Someone gave me a copy of Dennis Miller's "The Rant Zone"

I don't think it was a good idea.

"Why would anybody want to marry a complete stranger for their money? Well, I guess it beats workin'. Now I don't want to get off on a rant here, but aside from gravity and how good it feels to put a Q-tip too far into your ear, nothing quite unites mankind like the fact that at one time or another, just about all of us have had a lousy job.

My grandfather used to say, "Dennis," and about five minutes later, I'd say, "Yes, Grampa?" And then he'd say, "Dennis, always do something you love, and you'll never work a day in your life." Of course, my grandfather operated the hoof-grinder at a Hormel plant and he was extremely sarcastic, but it's a cute story. You would think that in this country nobody would have to settle for a bad job. Why, then, why would someone willing subject themselves to an environment where they are constantly humiliated, degraded, and debates? The answer is quite simple: my writers have no green cards.

There are many ways to know that you have a bad job. For instance, if you have to carry out the body of the guy whose place you are taking. If you're employed at the post office next to a coworker who's constantly muttering under his breath and the only word you can ever make out is your first name. And, most important, you never want to be the bathroom attendant in an Indian restaurant.

The problem with bad jobs is that often they make you dress the part. Every time I go to the food court at a mall and see those girls at that lemonade-and-corndog place wearing the red hot-pants and the multicolored hats, I have to bite my tongue to keep from screaming, "Sell your blood!" I worked as an usher in a movie theater when I was a teenager. I had to wear black tuxedo pants, a white ruffled shirt, and a black bow tie, all topped off with a burgundy polyester jacket with the company crest over my left breast. Christ, I looked like a prom narc. You wanna be wearing formal attire when the guy whose dick you're shining a flashlight on looks up at you and says, "Pray for me?"

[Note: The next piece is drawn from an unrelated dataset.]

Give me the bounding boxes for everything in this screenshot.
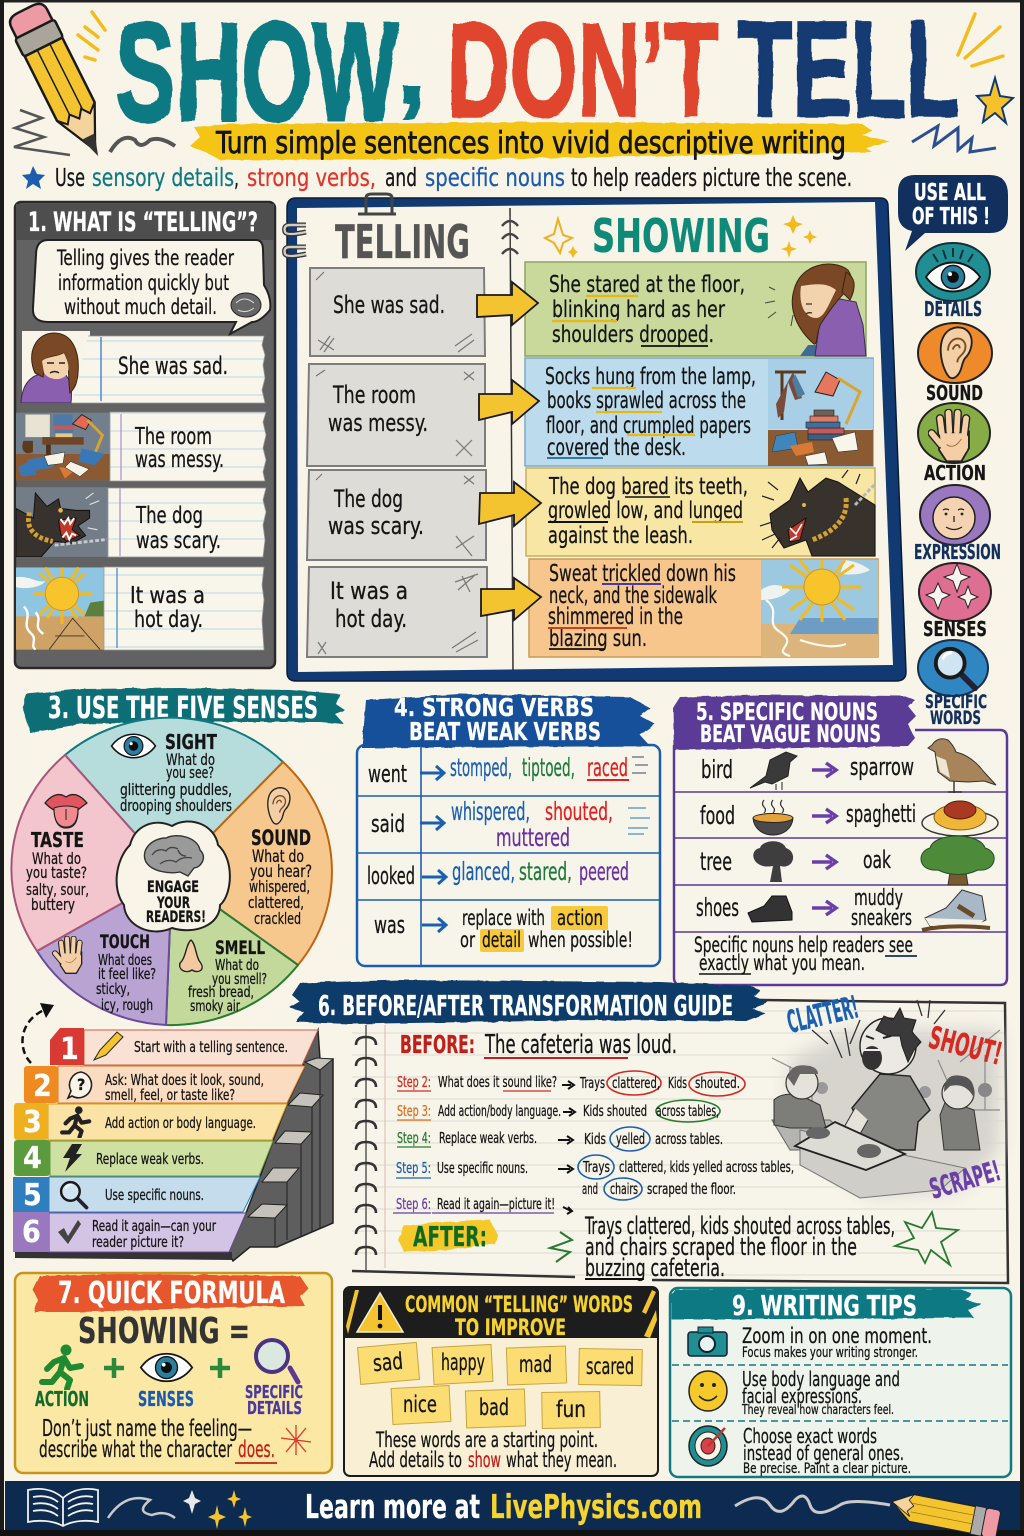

I've had lots of bad jobs. There was the Fotomat gig where a lady got testy because her pictures weren't there in twenty-four hours as promised. I tried to keep it together, but when she called me an incompetent minimum-wage slug, I told her I had to send her order back to the lab because the photographs of her ass wouldn't fit in the booth.

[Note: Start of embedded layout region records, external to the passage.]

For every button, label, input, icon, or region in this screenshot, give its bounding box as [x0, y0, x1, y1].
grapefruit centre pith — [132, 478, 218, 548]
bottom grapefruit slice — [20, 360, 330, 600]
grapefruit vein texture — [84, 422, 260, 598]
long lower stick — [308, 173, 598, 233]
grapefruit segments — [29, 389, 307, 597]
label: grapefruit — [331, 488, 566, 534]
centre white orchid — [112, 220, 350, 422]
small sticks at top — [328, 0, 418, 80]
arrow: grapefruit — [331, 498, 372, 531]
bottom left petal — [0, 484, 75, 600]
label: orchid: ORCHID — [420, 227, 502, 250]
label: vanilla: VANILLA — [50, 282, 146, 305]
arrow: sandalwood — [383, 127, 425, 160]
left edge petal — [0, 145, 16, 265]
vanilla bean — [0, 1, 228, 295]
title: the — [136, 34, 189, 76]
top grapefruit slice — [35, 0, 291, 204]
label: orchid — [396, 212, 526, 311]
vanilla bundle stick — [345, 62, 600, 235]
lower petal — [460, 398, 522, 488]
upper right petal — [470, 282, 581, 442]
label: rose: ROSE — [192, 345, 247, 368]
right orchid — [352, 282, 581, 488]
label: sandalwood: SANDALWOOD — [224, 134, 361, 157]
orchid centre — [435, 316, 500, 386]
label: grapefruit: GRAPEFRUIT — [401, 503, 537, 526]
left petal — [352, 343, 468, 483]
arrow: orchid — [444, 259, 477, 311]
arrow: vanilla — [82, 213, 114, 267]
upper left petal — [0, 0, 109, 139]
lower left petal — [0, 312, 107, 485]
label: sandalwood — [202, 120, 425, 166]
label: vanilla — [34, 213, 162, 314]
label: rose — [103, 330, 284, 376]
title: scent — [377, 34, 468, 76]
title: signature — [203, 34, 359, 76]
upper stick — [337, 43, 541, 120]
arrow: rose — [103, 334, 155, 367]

I have friends who have, in my opinion, the worst jobs anyone could possibly imagine, but they are either fucking with my head or completely insane because they think they've got life by the balls. My friend Joey cleans out the small-object filter screen at a major urban sewage treatment plant. He calls himself a "flow-facilitation engineer," and he insists that the job has many perks and often winks at me as he makes large purchases with buckets full of damp, stinky, loose change.

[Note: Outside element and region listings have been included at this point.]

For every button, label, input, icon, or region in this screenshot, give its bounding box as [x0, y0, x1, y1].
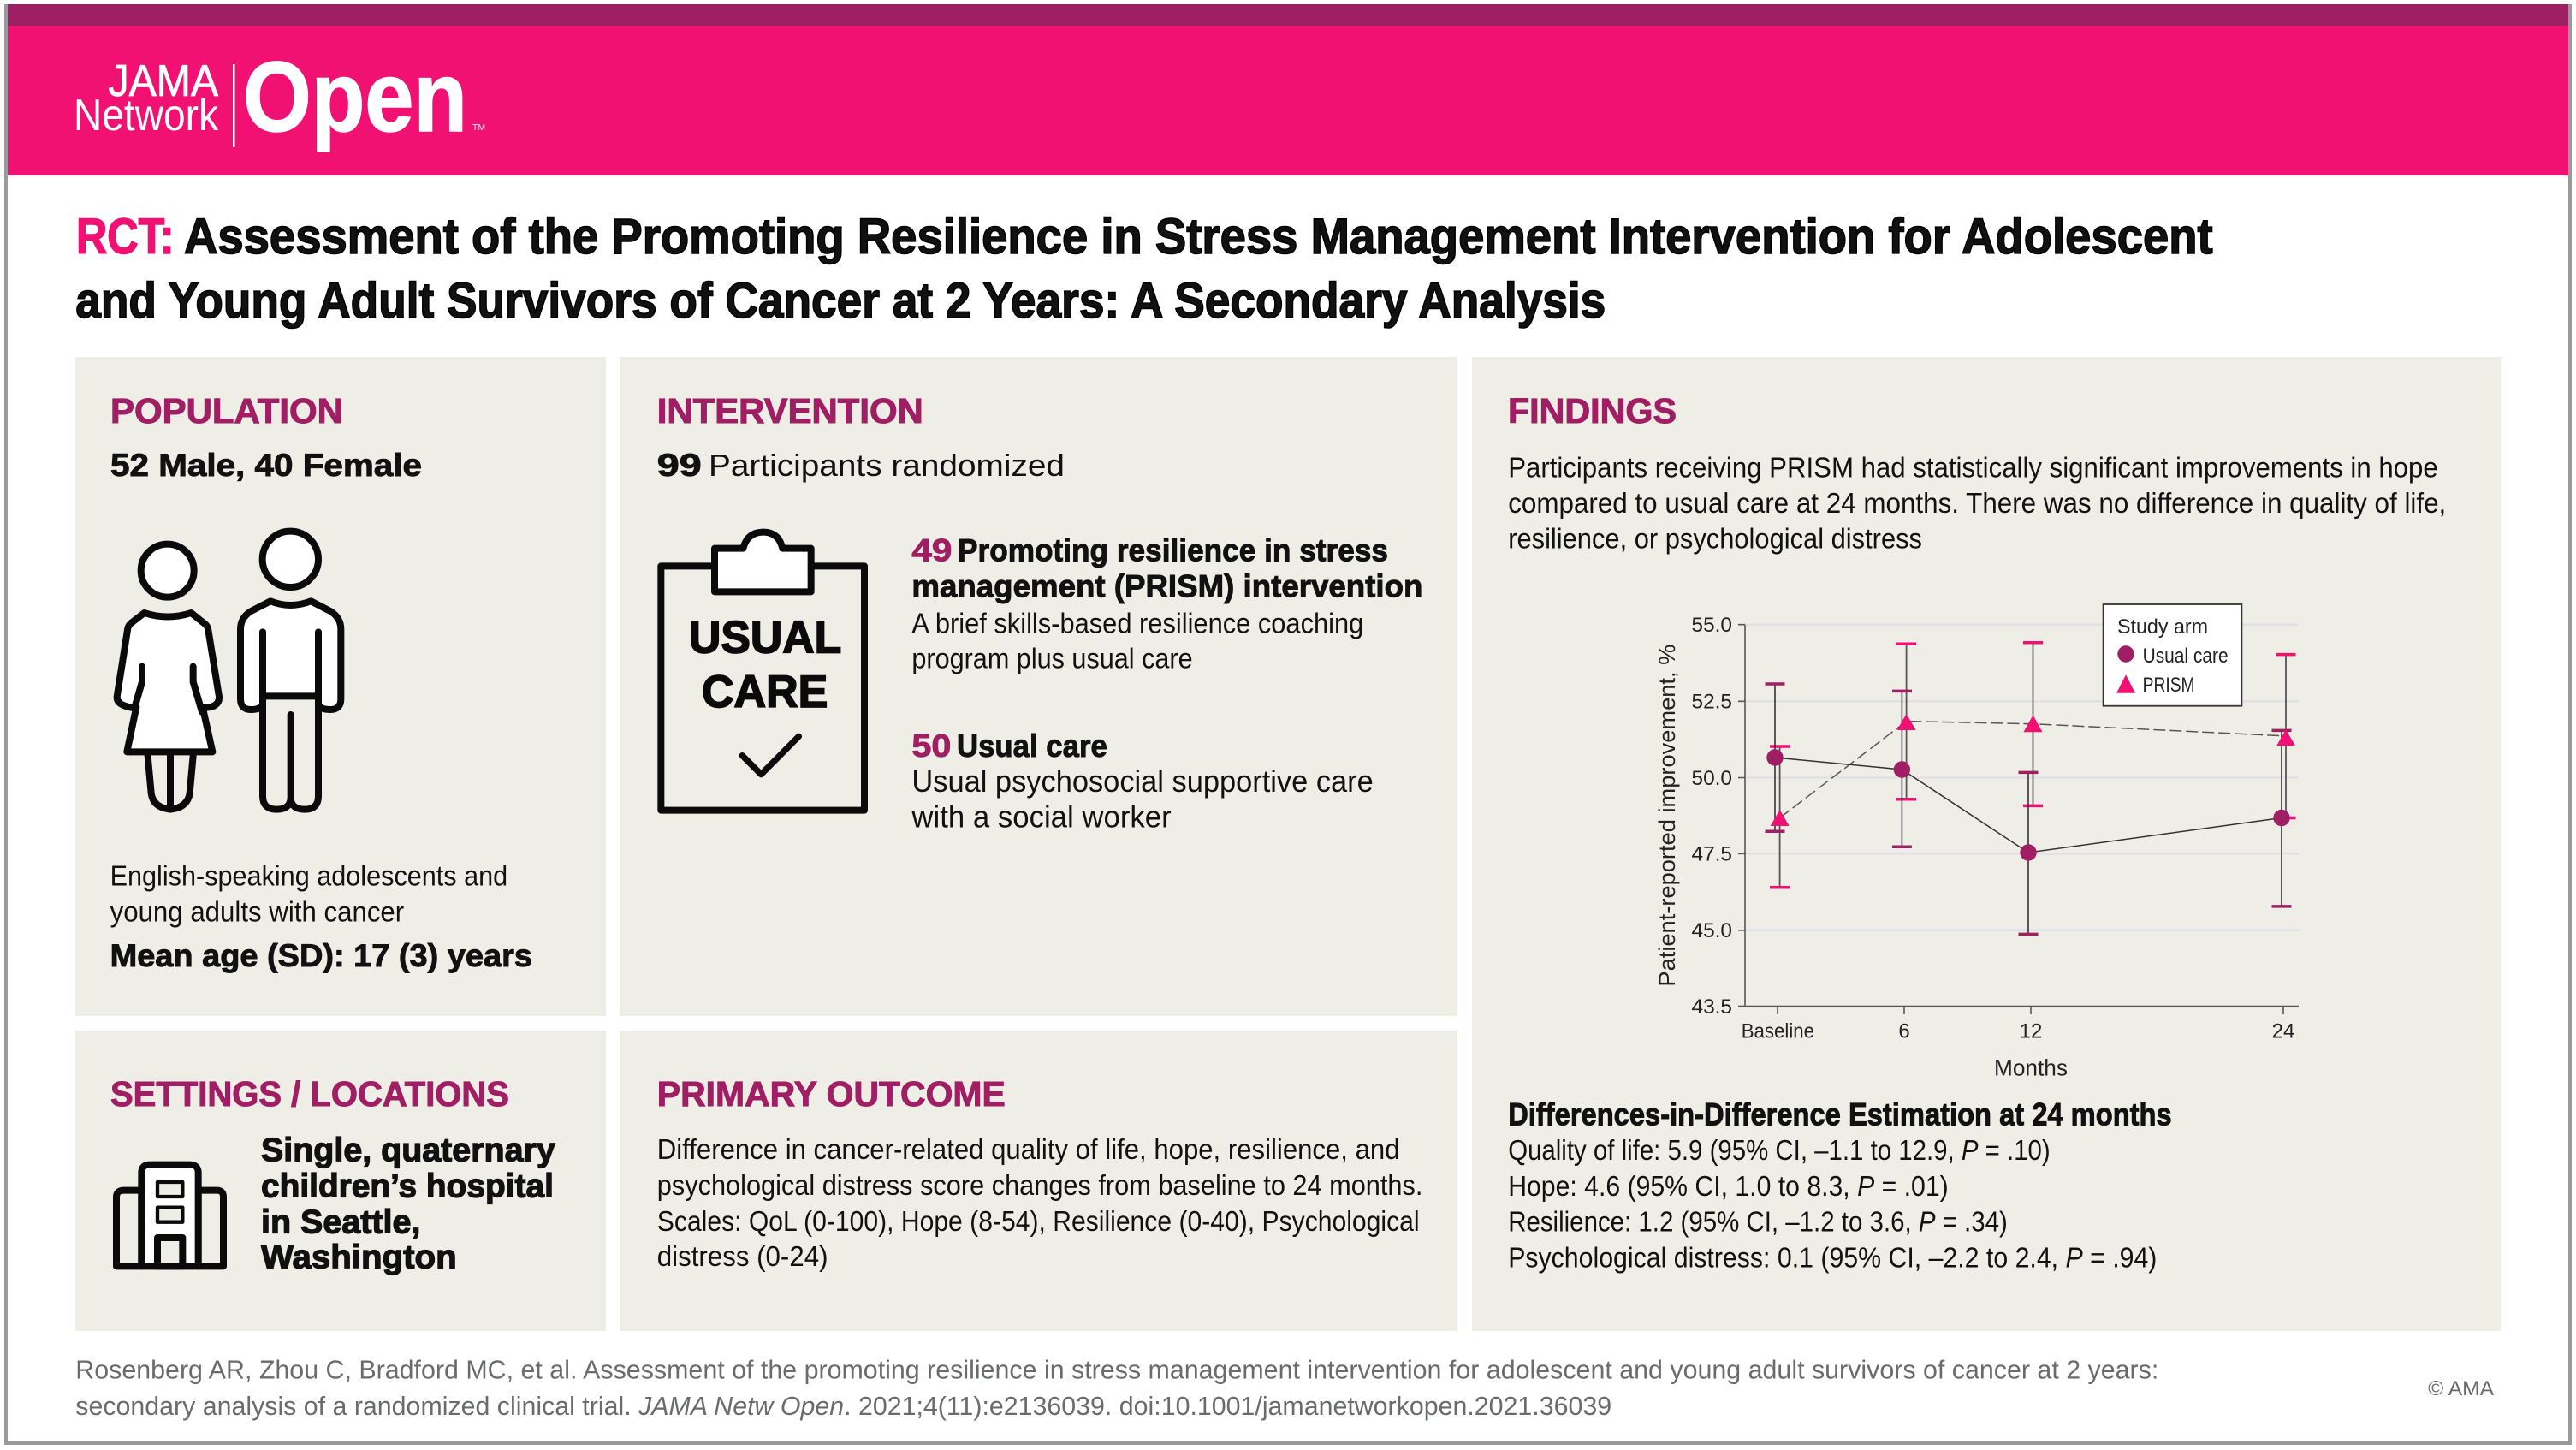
title: Assessment of the Promoting Resilience in Stress Management Intervention for Adolescent [184, 209, 2213, 264]
panel: settings and locations [75, 1031, 606, 1331]
panel: primary outcome [620, 1031, 1457, 1331]
title [75, 209, 2213, 329]
x-axis title: Months [1994, 1055, 2068, 1081]
citation: secondary analysis of a randomized clinical trial. JAMA Netw Open. 2021;4(11):e2136039. doi:10.1001/jamanetworkopen.2021.36039 [75, 1391, 1611, 1421]
markers: PRISM [1771, 714, 2295, 826]
findings summary: resilience, or psychological distress [1508, 523, 1922, 555]
outcome description: psychological distress score changes from baseline to 24 months. [657, 1169, 1422, 1201]
participants randomized: 99 [657, 448, 702, 483]
citation [75, 1355, 2158, 1421]
setting description: children’s hospital [261, 1168, 554, 1205]
findings summary: Participants receiving PRISM had statistically significant improvements in hope [1508, 451, 2438, 483]
findings summary: compared to usual care at 24 months. There was no difference in quality of life, [1508, 487, 2446, 519]
heading: primary outcome: PRIMARY OUTCOME [657, 1074, 1006, 1114]
outcome description: Scales: QoL (0-100), Hope (8-54), Resilience (0-40), Psychological [657, 1205, 1420, 1237]
differences-in-difference estimates: Psychological distress: 0.1 (95% CI, –2.2 to 2.4, P = .94) [1508, 1241, 2157, 1274]
line: usual care [1775, 758, 2282, 853]
line: PRISM [1780, 722, 2286, 818]
error bars: usual care [1765, 684, 2292, 934]
y-axis labels [1691, 614, 1732, 1019]
panel: findings [1472, 357, 2501, 1331]
differences-in-difference estimates: Resilience: 1.2 (95% CI, –1.2 to 3.6, P = .34) [1508, 1205, 2008, 1238]
setting description [261, 1132, 555, 1275]
mean age: Mean age (SD): 17 (3) years [110, 938, 532, 973]
legend: PRISM [2143, 674, 2195, 697]
title: RCT: [76, 209, 175, 264]
y-axis title: Patient-reported improvement, % [1654, 645, 1680, 987]
logo: JAMA Network Open: Open [243, 41, 467, 152]
legend: Usual care [2143, 645, 2229, 668]
differences-in-difference estimates: Quality of life: 5.9 (95% CI, –1.1 to 12.9, P = .10) [1508, 1134, 2051, 1166]
differences-in-difference estimates: Hope: 4.6 (95% CI, 1.0 to 8.3, P = .01) [1508, 1170, 1949, 1202]
arm: PRISM intervention: program plus usual care [911, 643, 1193, 674]
y-axis labels: 43.5 [1691, 995, 1732, 1019]
line chart: patient-reported improvement [1654, 604, 2299, 1081]
heading: findings: FINDINGS [1508, 391, 1677, 431]
heading: intervention: INTERVENTION [657, 391, 923, 431]
arm: usual care: Usual psychosocial supportive care [911, 764, 1374, 799]
participants randomized: Participants randomized [709, 448, 1065, 483]
arm: PRISM intervention [911, 533, 1422, 674]
differences-in-difference estimates [1508, 1097, 2172, 1274]
outcome description: distress (0-24) [657, 1240, 828, 1272]
logo: JAMA Network Open [74, 41, 485, 152]
differences-in-difference estimates: Differences-in-Difference Estimation at 24 months [1508, 1097, 2172, 1132]
arm: usual care [911, 728, 1374, 835]
arm: PRISM intervention: management (PRISM) intervention [911, 569, 1422, 604]
outcome description [657, 1133, 1422, 1272]
panel: population [75, 357, 606, 1016]
title: and Young Adult Survivors of Cancer at 2 Years: A Secondary Analysis [75, 273, 1606, 329]
arm: usual care: 50 [911, 728, 951, 764]
setting description: in Seattle, [261, 1203, 420, 1241]
header band [8, 4, 2568, 175]
y-axis labels: 52.5 [1691, 691, 1732, 714]
legend: Study arm [2117, 615, 2208, 639]
findings summary [1508, 451, 2446, 555]
y-axis labels: 55.0 [1691, 614, 1732, 637]
arm: PRISM intervention: A brief skills-based resilience coaching [911, 607, 1363, 639]
y-axis labels: 50.0 [1691, 767, 1732, 790]
x-axis labels: 12 [2020, 1020, 2042, 1043]
markers: usual care [1766, 749, 2290, 861]
x-axis labels [1742, 1020, 2294, 1043]
logo: JAMA Network Open: Network [74, 91, 219, 140]
icon: usual care clipboard [661, 532, 864, 811]
x-axis labels: 24 [2272, 1020, 2294, 1043]
heading: population: POPULATION [110, 391, 343, 431]
outcome description: Difference in cancer-related quality of life, hope, resilience, and [657, 1133, 1400, 1165]
icon: usual care clipboard: CARE [702, 667, 828, 717]
arm: usual care: Usual care [957, 728, 1107, 764]
icon: hospital building [116, 1165, 223, 1266]
icon: usual care clipboard: USUAL [689, 612, 841, 663]
panel: intervention [620, 357, 1457, 1016]
error bars: PRISM [1770, 643, 2295, 888]
population description: English-speaking adolescents and [110, 860, 507, 892]
arm: PRISM intervention: 49 [911, 533, 952, 568]
setting description: Single, quaternary [261, 1132, 555, 1169]
y-axis labels: 45.0 [1691, 919, 1732, 942]
x-axis labels: Baseline [1742, 1020, 1814, 1043]
logo: JAMA Network Open: JAMA [108, 56, 218, 106]
setting description: Washington [261, 1239, 457, 1275]
arm: usual care: with a social worker [911, 799, 1172, 835]
heading: settings: SETTINGS / LOCATIONS [110, 1074, 509, 1114]
icon: woman and man [117, 532, 341, 810]
legend [2104, 604, 2241, 706]
x-axis labels: 6 [1898, 1020, 1910, 1043]
logo: JAMA Network Open: TM [472, 123, 485, 133]
population count: 52 Male, 40 Female [110, 448, 422, 483]
y-axis labels: 47.5 [1691, 843, 1732, 866]
panel: population: young adults with cancer [110, 896, 404, 928]
citation: Rosenberg AR, Zhou C, Bradford MC, et al. Assessment of the promoting resilience in stress management intervention for adolescent and young adult survivors of cancer at 2 years: [75, 1355, 2158, 1385]
copyright: © AMA [2428, 1377, 2494, 1400]
arm: PRISM intervention: Promoting resilience in stress [958, 533, 1388, 568]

For Twenty-five years my friend Cliff has scooped dead animals off country roads for a living. Cliff fancies himself a "pelt wrangler." He also insists that the rewards of his job go beyond the paycheck, as he casts a proud glance toward his fur-lined den, out of which he operates his all-natural, eyes-are-still-in-'em toupee business.

And then there's Lindell, who puts electronic surveillance ankle bracelets on people under house arrest. Lindell loves being part of the criminal justice system because he feels that too many people are immoral and unethical and, besides, from time to time a hooker will give him a hand job for loosening the bracelet a notch. The point I'm making is there's good work out there. But, more important, if your sense of who you are is entirely wrapped up in what you do for a living, I feel sorry for you. There is so much more to who a person is than how he collects a check. There's family. There's friends. There's hobbies. And, above all, there's going down to your local Subway shop and staring through the window at the guy your age in the canary-yellow "Sandwich Artist" polo shirt sweating over a provolone-and-salami hoagie like he's defusing a fucking bomb, and you thanking God that you are not him.

Of course, that's just my opinion, I could be wrong."